From: Gary Mongiovi (MONGIOVG@STJOHNS.EDU)
Date: Sat Oct 27 2007 - 09:06:33 EDT


A distinction without a difference, in my opinion. In either translation Marx is talking about a mechanism that causes profit rates to tend to equalize, as in Ricardo, as in Smith. Marx thought this tendency to be an integral aspect of how capitalism works, though no doubt there are nuanced differences between his account & Smith's. But on fundamentals, as regards the existence, operation and centrality of the mechaninsm, they are in agreement.
 
Gary

	-----Original Message----- 
	From: OPE-L on behalf of Jurriaan Bendien 
	Sent: Sat 10/27/2007 7:41 AM 
	To: OPE-L@SUS.CSUCHICO.EDU 
	Cc: 
	Subject: [OPE-L] Marx on the general rate of profit/rate of interest: a translation error
	
	
	When, in an often ignored passage, Marx discusses the relationship between the general rate of profit and the rate of interest (in Capital Vol.3, Chapter 22), we read in the official translation:
	 
	On the other hand, the general rate of profit is never anything more than a tendency, a movement to equalise specific rates of profit. The competition between capitalists — which is itself this movement toward equilibrium — consists here of their gradually withdrawing capital from spheres in which profit is for an appreciable length of time below average, and gradually investing capital into spheres in which profit is above average. (...) The general rate of profit... derives actually from causes far different and far more complicated than the market rate of interest, which is directly and immediately determined by the proportion between supply and demand, and hence is not as tangible and obvious a fact as the rate of interest. The individual rates of profit in various spheres of production are themselves more or less uncertain; but in so far as they appear, it is not their uniformity but their differences which are perceptible. The general rate of profit, however, appears only as the lowest limit of profit, not as an empirical, directly visible form of the actual rate of profit. http://www.marxists.org/archive/marx/works/1894-c3/ch22.htm
	 
	We see here, that the official translation used by marxists.org mentions "this movement towards equilibrium", suggesting Marx is an equilibrium theorist, rather than a dynamicist, contrary to the general tenor of his discussion. 
	 
	Intrigued by this, I consulted the original German text. Whaddaya know, the German original DOES NOT MENTION EQUILIBRIUM AT ALL! 
	 
	Here is the passage again, now in the original German:
	 
	Dagegen existiert die allgemeine Profitrate beständig nur als Tendenz, als Bewegung der Ausgleichung der besondren Profitraten. Die Konkurrenz der Kapitalisten - die selbst diese Bewegung der Ausgleichung ist - besteht hier darin, daß sie den Sphären, wo der Profit auf längre Zeit unter dem Durchschnitt, allmählich Kapital entziehn und den Sphären, wo er darüber, ebenso allmählich Kapital zuführen (...) Die allgemeine Profitrate schöpft also in der Tat ihre Bestimmung aus ganz andren und viel komplizierteren Gründen, als die durch das Verhältnis von Nachfrage und Angebot direkt und unmittelbar bestimmte Marktrate des Zinses, und ist daher kein handgreifliches und gegebnes Faktum in der Art, wie es der Zinsfuß ist. Die besondren Profitraten in den verschiednen Produktionssphären sind selbst mehr oder minder unsicher; aber soweit sie erscheinen, ist es nicht ihre Uniformität, sondern ihre Verschiedenheit, die erscheint. Die allgemeine Profitrate selbst aber erscheint nur als Minimalgrenze des Profits, nicht als empirische, direkt sichtbare Gestalt der wirklichen Profitrate.

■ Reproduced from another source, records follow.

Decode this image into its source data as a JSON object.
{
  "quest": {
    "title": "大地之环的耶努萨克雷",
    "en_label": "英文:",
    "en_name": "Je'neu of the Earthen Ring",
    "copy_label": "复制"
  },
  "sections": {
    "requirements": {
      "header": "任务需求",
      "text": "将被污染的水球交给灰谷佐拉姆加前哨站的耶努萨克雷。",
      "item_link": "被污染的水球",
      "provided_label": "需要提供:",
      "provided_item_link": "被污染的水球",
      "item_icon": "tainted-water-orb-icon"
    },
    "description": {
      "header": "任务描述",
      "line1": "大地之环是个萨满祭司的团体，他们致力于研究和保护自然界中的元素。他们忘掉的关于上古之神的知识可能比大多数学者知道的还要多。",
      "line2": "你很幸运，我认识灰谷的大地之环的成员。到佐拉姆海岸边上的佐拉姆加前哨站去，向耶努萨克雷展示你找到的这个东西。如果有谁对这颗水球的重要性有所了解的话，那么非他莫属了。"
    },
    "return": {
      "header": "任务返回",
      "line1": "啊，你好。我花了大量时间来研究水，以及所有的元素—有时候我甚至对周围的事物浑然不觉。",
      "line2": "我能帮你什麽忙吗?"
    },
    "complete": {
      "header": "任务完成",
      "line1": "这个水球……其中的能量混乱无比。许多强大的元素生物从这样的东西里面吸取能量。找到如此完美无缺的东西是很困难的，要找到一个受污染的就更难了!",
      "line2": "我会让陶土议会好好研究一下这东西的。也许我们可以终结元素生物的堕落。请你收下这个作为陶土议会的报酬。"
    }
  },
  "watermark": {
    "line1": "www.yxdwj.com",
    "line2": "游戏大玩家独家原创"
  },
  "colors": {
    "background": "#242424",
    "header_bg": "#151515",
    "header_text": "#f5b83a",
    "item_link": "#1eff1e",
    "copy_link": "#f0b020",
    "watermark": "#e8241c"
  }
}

	http://www.mlwerke.de/me/me25/me25_370.htm
	 
	What Marx actually says is: "The competition of capitalists - which itself is this movement of equalling out [of profit rates]...".  The word "Ausgleichung" (i.e. equalisation) is rendered as "equilibrium" by the official translation, but this is in no way what it actually means. In the vastly superior Pelican translation by David Fernbach, this mistranslation is corrected however (p. 488-490, loc.cit.).